WASHIINGTON — More homeowners will now be eligible to refinance their homes and tap historic low interest rates due to significant changes to a critical government program by the Federal Housing Finance Agency.
On Monday, the agency in charge of supervising Fannie Mae and Freddie Mac announced a number of changes to its Home Affordable Refinance Program, the only active program that borrowers with underwater homes can use to refinance. Crucially, the FHFA eliminated a restriction that did not allow refinancings if the loan-to-value ratio was greater than 125%, effectively broadening the pool of eligible mortgages. The agency also eliminated a requirement for a new appraisal and certain risk-based fees.
"Building on the industry's experience with HARP over the last two years, we have identified several changes that will make the program accessible to more borrowers with mortgages owned or guaranteed by the enterprise," Edward DeMarco, acting director of FHFA, said in a conference call. "Our goal in pursuing these changes is to create refinancing opportunities for these borrowers, while reducing risk for Fannie Mae and Freddie Mac and bringing a measure of stability to housing markets."
FHFA also agreed to waive certain representations and warranties that lenders commit to in making loans guaranteed by either of the government-sponsored enterprises, as well as extending the end date for HARP until Dec. 31, 2013 for loans sold before May 31, 2009.
To be eligible, borrowers must be current on their mortgage payments with no late payments in the past six months and no more than one late payment in the past 12 months. The loans must also be owned or guaranteed by Fannie or Freddie.
Already, Fannie and Freddie have helped to close to 9 million families refinance into a lower cost mortgage.
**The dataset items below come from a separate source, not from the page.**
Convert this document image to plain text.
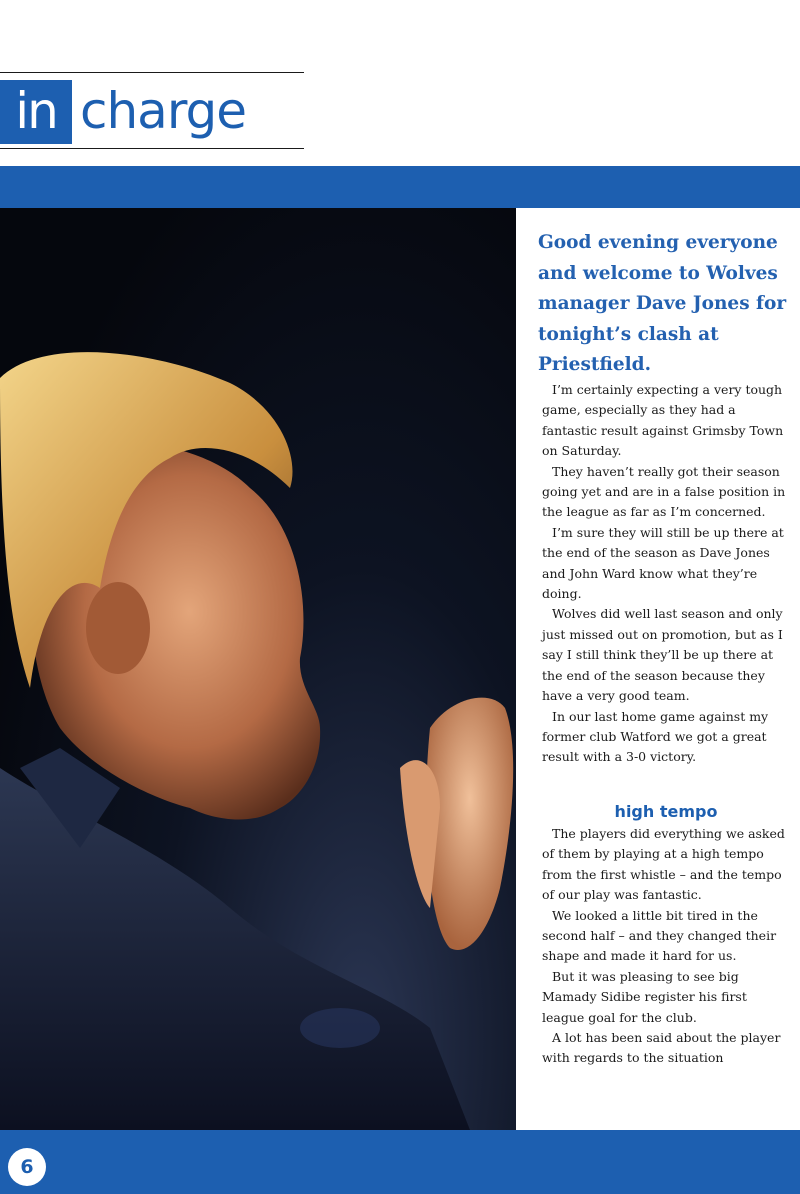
in charge

Good evening everyone and welcome to Wolves manager Dave Jones for tonight’s clash at Priestfield.

I’m certainly expecting a very tough game, especially as they had a fantastic result against Grimsby Town on Saturday.

They haven’t really got their season going yet and are in a false position in the league as far as I’m concerned.

I’m sure they will still be up there at the end of the season as Dave Jones and John Ward know what they’re doing.

Wolves did well last season and only just missed out on promotion, but as I say I still think they’ll be up there at the end of the season because they have a very good team.

In our last home game against my former club Watford we got a great result with a 3-0 victory.

high tempo

The players did everything we asked of them by playing at a high tempo from the first whistle – and the tempo of our play was fantastic.

We looked a little bit tired in the second half – and they changed their shape and made it hard for us.

But it was pleasing to see big Mamady Sidibe register his first league goal for the club.

A lot has been said about the player with regards to the situation

6
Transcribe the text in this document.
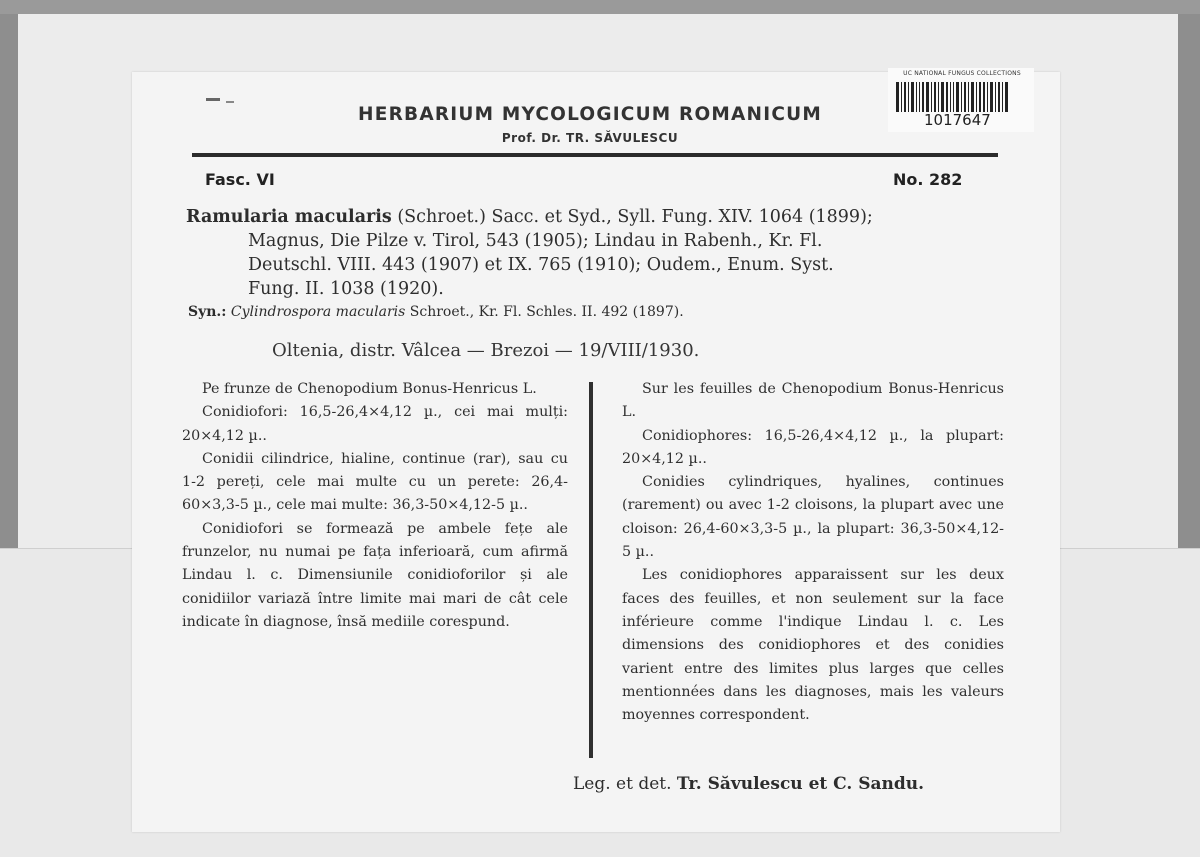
UC NATIONAL FUNGUS COLLECTIONS
1017647
HERBARIUM MYCOLOGICUM ROMANICUM
Prof. Dr. TR. SĂVULESCU
Fasc. VI	No. 282
Ramularia macularis (Schroet.) Sacc. et Syd., Syll. Fung. XIV. 1064 (1899);
Magnus, Die Pilze v. Tirol, 543 (1905); Lindau in Rabenh., Kr. Fl.
Deutschl. VIII. 443 (1907) et IX. 765 (1910); Oudem., Enum. Syst.
Fung. II. 1038 (1920).
Syn.: Cylindrospora macularis Schroet., Kr. Fl. Schles. II. 492 (1897).
Oltenia, distr. Vâlcea — Brezoi — 19/VIII/1930.

Pe frunze de Chenopodium Bonus-Henricus L.

Conidiofori: 16,5-26,4×4,12 µ., cei mai mulți: 20×4,12 µ..

Conidii cilindrice, hialine, continue (rar), sau cu 1-2 pereți, cele mai multe cu un perete: 26,4-60×3,3-5 µ., cele mai multe: 36,3-50×4,12-5 µ..

Conidiofori se formează pe ambele fețe ale frunzelor, nu numai pe fața inferioară, cum afirmă Lindau l. c. Dimensiunile conidioforilor și ale conidiilor variază între limite mai mari de cât cele indicate în diagnose, însă mediile corespund.

Sur les feuilles de Chenopodium Bonus-Henricus L.

Conidiophores: 16,5-26,4×4,12 µ., la plupart: 20×4,12 µ..

Conidies cylindriques, hyalines, continues (rarement) ou avec 1-2 cloisons, la plupart avec une cloison: 26,4-60×3,3-5 µ., la plupart: 36,3-50×4,12-5 µ..

Les conidiophores apparaissent sur les deux faces des feuilles, et non seulement sur la face inférieure comme l'indique Lindau l. c. Les dimensions des conidiophores et des conidies varient entre des limites plus larges que celles mentionnées dans les diagnoses, mais les valeurs moyennes correspondent.

Leg. et det. Tr. Săvulescu et C. Sandu.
Roughly 10% of those were through the HARP.
DeMarco did not provide estimates of how many borrowers the government anticipated the adjusted program would be able to help.
Part of the changes of the program is intended to incentivize those homeowners who are paying much more than the value of their homes to obtain short-term mortgage rates so that they can pay down the amount they own faster than under a traditional 30-year fixed mortgages.
Doing so, DeMarco said, would help strengthen the borrower's balance sheet and lower the credit risk of the GSEs that own the loan.